London, 24 Jan - The Iranian Writers Association (IWA) objected to the high and unaffordable bails that judicial authorities set for three of its members, accused of vague national security charges, which has caused the members to be stuck in the notorious Evin prison.
In the IWA’s Tuesday statement, they describe the roughly $240,000 bail set for Bektash Abtin, Kayvan Bazhan, and Reza Khandan Mahabadi as "unacceptable" and demanded their immediate release.
The judge set this abnormally large bail for the trio after rejecting their choice of lawyers, Nasser Zarafshan and Razieh Zaydi, which IWA described as a violation of the writers’ rights.
The IWA statement read: "Immediately after rejecting the proposed lawyers, the judge raised the amount of bail tenfold, from one billion to ten billion rials, and ordered the suspects to personally defend themselves."
The writers stand accused of "propaganda against the government", "assembly and collusion" against national security, and encouraging corruption and prostitution among women, for their articles published in an "illegal" journal and the Free Thought internal news bulletin. They are being sued by the Ministry of Intelligence.
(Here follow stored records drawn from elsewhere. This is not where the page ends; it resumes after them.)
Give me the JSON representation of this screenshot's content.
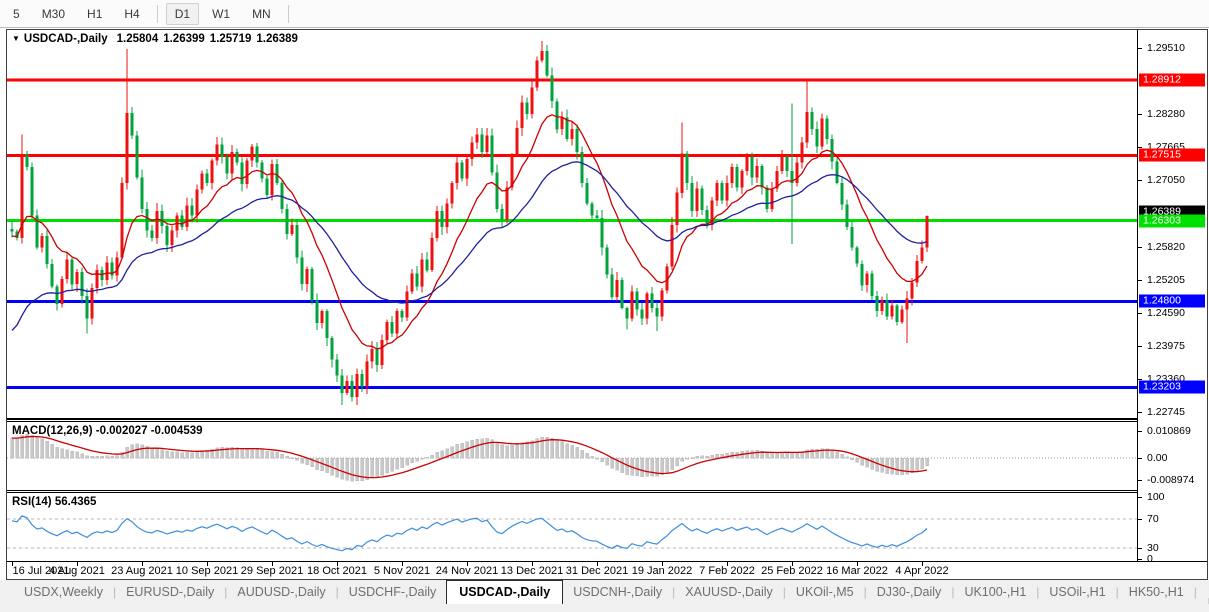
{
  "toolbar": {
    "timeframes": [
      {
        "label": "5",
        "active": false
      },
      {
        "label": "M30",
        "active": false
      },
      {
        "label": "H1",
        "active": false
      },
      {
        "label": "H4",
        "active": false
      },
      {
        "sep": true
      },
      {
        "label": "D1",
        "active": true
      },
      {
        "label": "W1",
        "active": false
      },
      {
        "label": "MN",
        "active": false
      },
      {
        "sep": true
      }
    ]
  },
  "chart": {
    "title": {
      "collapse_icon": "▼",
      "symbol": "USDCAD-,Daily",
      "open": "1.25804",
      "high": "1.26399",
      "low": "1.25719",
      "close": "1.26389"
    }
  },
  "chart_data": {
    "type": "candlestick",
    "symbol": "USDCAD",
    "timeframe": "Daily",
    "title": "USDCAD-,Daily",
    "last_ohlc": {
      "open": 1.25804,
      "high": 1.26399,
      "low": 1.25719,
      "close": 1.26389
    },
    "ylim": [
      1.22745,
      1.2951
    ],
    "y_axis_ticks": [
      "1.29510",
      "1.28280",
      "1.27665",
      "1.27050",
      "1.25820",
      "1.25205",
      "1.24590",
      "1.23975",
      "1.23360",
      "1.22745"
    ],
    "x_labels": [
      {
        "text": "16 Jul 2021",
        "i": 0
      },
      {
        "text": "4 Aug 2021",
        "i": 13
      },
      {
        "text": "23 Aug 2021",
        "i": 26
      },
      {
        "text": "10 Sep 2021",
        "i": 39
      },
      {
        "text": "29 Sep 2021",
        "i": 52
      },
      {
        "text": "18 Oct 2021",
        "i": 65
      },
      {
        "text": "5 Nov 2021",
        "i": 78
      },
      {
        "text": "24 Nov 2021",
        "i": 91
      },
      {
        "text": "13 Dec 2021",
        "i": 104
      },
      {
        "text": "31 Dec 2021",
        "i": 117
      },
      {
        "text": "19 Jan 2022",
        "i": 130
      },
      {
        "text": "7 Feb 2022",
        "i": 143
      },
      {
        "text": "25 Feb 2022",
        "i": 156
      },
      {
        "text": "16 Mar 2022",
        "i": 169
      },
      {
        "text": "4 Apr 2022",
        "i": 182
      }
    ],
    "hlines": [
      {
        "price": 1.28912,
        "label": "1.28912",
        "color": "#ff0000",
        "thickness": 3,
        "label_bg": "#ff0000",
        "label_fg": "#ffffff"
      },
      {
        "price": 1.27515,
        "label": "1.27515",
        "color": "#ff0000",
        "thickness": 3,
        "label_bg": "#ff0000",
        "label_fg": "#ffffff"
      },
      {
        "price": 1.26303,
        "label": "1.26303",
        "color": "#00dd00",
        "thickness": 3,
        "label_bg": "#00e000",
        "label_fg": "#ffffff"
      },
      {
        "price": 1.248,
        "label": "1.24800",
        "color": "#0000ff",
        "thickness": 3,
        "label_bg": "#0000ff",
        "label_fg": "#ffffff"
      },
      {
        "price": 1.23203,
        "label": "1.23203",
        "color": "#0000ff",
        "thickness": 3,
        "label_bg": "#0000ff",
        "label_fg": "#ffffff"
      }
    ],
    "current_price": {
      "value": 1.26389,
      "label": "1.26389",
      "label_bg": "#000000",
      "label_fg": "#ffffff"
    },
    "colors": {
      "candle_up": "#ee1111",
      "candle_down": "#00a33c",
      "ma_fast": "#cc0000",
      "ma_slow": "#1f1f9e",
      "macd_hist": "#c8c8c8",
      "macd_signal": "#cc0000",
      "rsi_line": "#3e8ede"
    },
    "candles": {
      "note": "approximate daily closes read from chart, 16 Jul 2021 onward",
      "first_open": 1.2615,
      "closes": [
        1.261,
        1.2598,
        1.2752,
        1.273,
        1.264,
        1.258,
        1.2602,
        1.255,
        1.2508,
        1.2475,
        1.2522,
        1.2558,
        1.2512,
        1.2535,
        1.249,
        1.2448,
        1.2505,
        1.2538,
        1.252,
        1.2552,
        1.2528,
        1.2562,
        1.27,
        1.283,
        1.2788,
        1.271,
        1.2652,
        1.2612,
        1.2598,
        1.2648,
        1.262,
        1.2585,
        1.2612,
        1.264,
        1.2618,
        1.2658,
        1.264,
        1.2688,
        1.2718,
        1.27,
        1.2742,
        1.2772,
        1.2748,
        1.2718,
        1.2758,
        1.2738,
        1.2698,
        1.2742,
        1.2768,
        1.2738,
        1.2708,
        1.2678,
        1.2735,
        1.27,
        1.2652,
        1.2605,
        1.2622,
        1.2562,
        1.2512,
        1.254,
        1.2482,
        1.244,
        1.2462,
        1.2412,
        1.2372,
        1.2342,
        1.231,
        1.2332,
        1.2302,
        1.2345,
        1.2322,
        1.2368,
        1.2392,
        1.2362,
        1.2408,
        1.2442,
        1.242,
        1.2462,
        1.245,
        1.2498,
        1.2532,
        1.2508,
        1.2558,
        1.2538,
        1.2598,
        1.2648,
        1.2618,
        1.2662,
        1.27,
        1.2738,
        1.2708,
        1.2745,
        1.2775,
        1.279,
        1.2758,
        1.2788,
        1.272,
        1.2652,
        1.2632,
        1.2692,
        1.2752,
        1.2802,
        1.285,
        1.2828,
        1.2878,
        1.2928,
        1.2945,
        1.29,
        1.2852,
        1.28,
        1.2822,
        1.2782,
        1.28,
        1.2758,
        1.27,
        1.2662,
        1.264,
        1.2635,
        1.258,
        1.253,
        1.2488,
        1.252,
        1.2468,
        1.2448,
        1.2498,
        1.2465,
        1.2448,
        1.2495,
        1.2468,
        1.2452,
        1.25,
        1.2545,
        1.2622,
        1.2682,
        1.2755,
        1.27,
        1.2648,
        1.269,
        1.265,
        1.2622,
        1.2668,
        1.27,
        1.2668,
        1.27,
        1.273,
        1.2692,
        1.2722,
        1.2748,
        1.271,
        1.2732,
        1.2692,
        1.2652,
        1.269,
        1.2722,
        1.2748,
        1.2722,
        1.27,
        1.2738,
        1.2775,
        1.2832,
        1.28,
        1.2768,
        1.282,
        1.2782,
        1.274,
        1.27,
        1.266,
        1.2618,
        1.258,
        1.255,
        1.251,
        1.2532,
        1.249,
        1.2462,
        1.2482,
        1.2452,
        1.2472,
        1.2442,
        1.2465,
        1.2485,
        1.2515,
        1.2555,
        1.258,
        1.26389
      ],
      "overrides": {
        "2": {
          "h": 1.279
        },
        "15": {
          "l": 1.242
        },
        "23": {
          "h": 1.2949
        },
        "41": {
          "h": 1.2786
        },
        "66": {
          "l": 1.2288
        },
        "106": {
          "h": 1.2964
        },
        "123": {
          "l": 1.2428
        },
        "129": {
          "l": 1.2425
        },
        "134": {
          "h": 1.2813
        },
        "156": {
          "h": 1.2848,
          "l": 1.2587
        },
        "159": {
          "h": 1.289
        },
        "179": {
          "l": 1.2403
        },
        "183": {
          "o": 1.25804,
          "h": 1.26399,
          "l": 1.25719
        }
      }
    },
    "ma_lines": [
      {
        "name": "ma-fast",
        "period": 13,
        "seed": 1.26,
        "color_key": "ma_fast"
      },
      {
        "name": "ma-slow",
        "period": 34,
        "seed": 1.2415,
        "color_key": "ma_slow"
      }
    ],
    "indicators": {
      "macd": {
        "name": "MACD(12,26,9)",
        "values_text": "-0.002027 -0.004539",
        "main_value": -0.002027,
        "signal_value": -0.004539,
        "fast": 12,
        "slow": 26,
        "signal": 9,
        "seeds": {
          "ema_fast": 1.252,
          "ema_slow": 1.244,
          "signal": 0.008
        },
        "scale_labels": [
          {
            "text": "0.010869",
            "v": 0.010869
          },
          {
            "text": "0.00",
            "v": 0.0
          },
          {
            "text": "-0.008974",
            "v": -0.008974
          }
        ]
      },
      "rsi": {
        "name": "RSI(14)",
        "value_text": "56.4365",
        "value": 56.4365,
        "period": 14,
        "seeds": {
          "avg_gain": 0.0028,
          "avg_loss": 0.0013
        },
        "levels": [
          70,
          30
        ],
        "scale_labels": [
          {
            "text": "100",
            "v": 100
          },
          {
            "text": "70",
            "v": 70
          },
          {
            "text": "30",
            "v": 30
          },
          {
            "text": "0",
            "v": 0
          }
        ]
      }
    }
  },
  "tabs": {
    "items": [
      {
        "label": "USDX,Weekly",
        "active": false
      },
      {
        "label": "EURUSD-,Daily",
        "active": false
      },
      {
        "label": "AUDUSD-,Daily",
        "active": false
      },
      {
        "label": "USDCHF-,Daily",
        "active": false
      },
      {
        "label": "USDCAD-,Daily",
        "active": true
      },
      {
        "label": "USDCNH-,Daily",
        "active": false
      },
      {
        "label": "XAUUSD-,Daily",
        "active": false
      },
      {
        "label": "UKOil-,M5",
        "active": false
      },
      {
        "label": "DJ30-,Daily",
        "active": false
      },
      {
        "label": "UK100-,H1",
        "active": false
      },
      {
        "label": "USOil-,H1",
        "active": false
      },
      {
        "label": "HK50-,H1",
        "active": false
      }
    ],
    "scroll_left": "◄",
    "scroll_right": "►"
  }
}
Abtin, a poet and filmmaker, was previously sentenced to three months of community service at the State Welfare Organization and a fine of roughly $1,200, for posting a photo on Instagram of Mazdak Zarafshan after he’d been injured by police.
In June 2018, Abtin said: “Mazdak’s face was badly bruised and he had broken cheeks and ribs. When I posted his photo on my Instagram, it got a lot of attention and it was widely shared on the internet. A few days later, I got a summons from the Revolutionary Court in Karaj for ‘propaganda against the state’.”
Zarafshan was injured in December 2016, after police tried to violently shut down a memorial service for Iranian authors who were murdered in 1998, in a series of killings of dissidents known as the “chain murders” This included at least two prominent IWA members, Mohammad Mokhtari, and Mohammad Jafar Pouyandeh.
Zarafshan is the son of prominent Iranian lawyer Nasser Zarafshan, who served five years for representing the families of the “chain murders” victims.
However, the trio is far from the only writers that have been targeted by the Iranian government recently.
On Wednesday, the state-run IRNA news agency reported that Yashar Soltani, the managing director and editor-in-chief of Memari (Architecture) News website, was sentenced to five years in prison for reporting “fake” news and insulting state-run institutions.
He was arrested in September 2016, after publishing declassified reports about the controversial transfer of Tehran Municipality properties to certain individuals.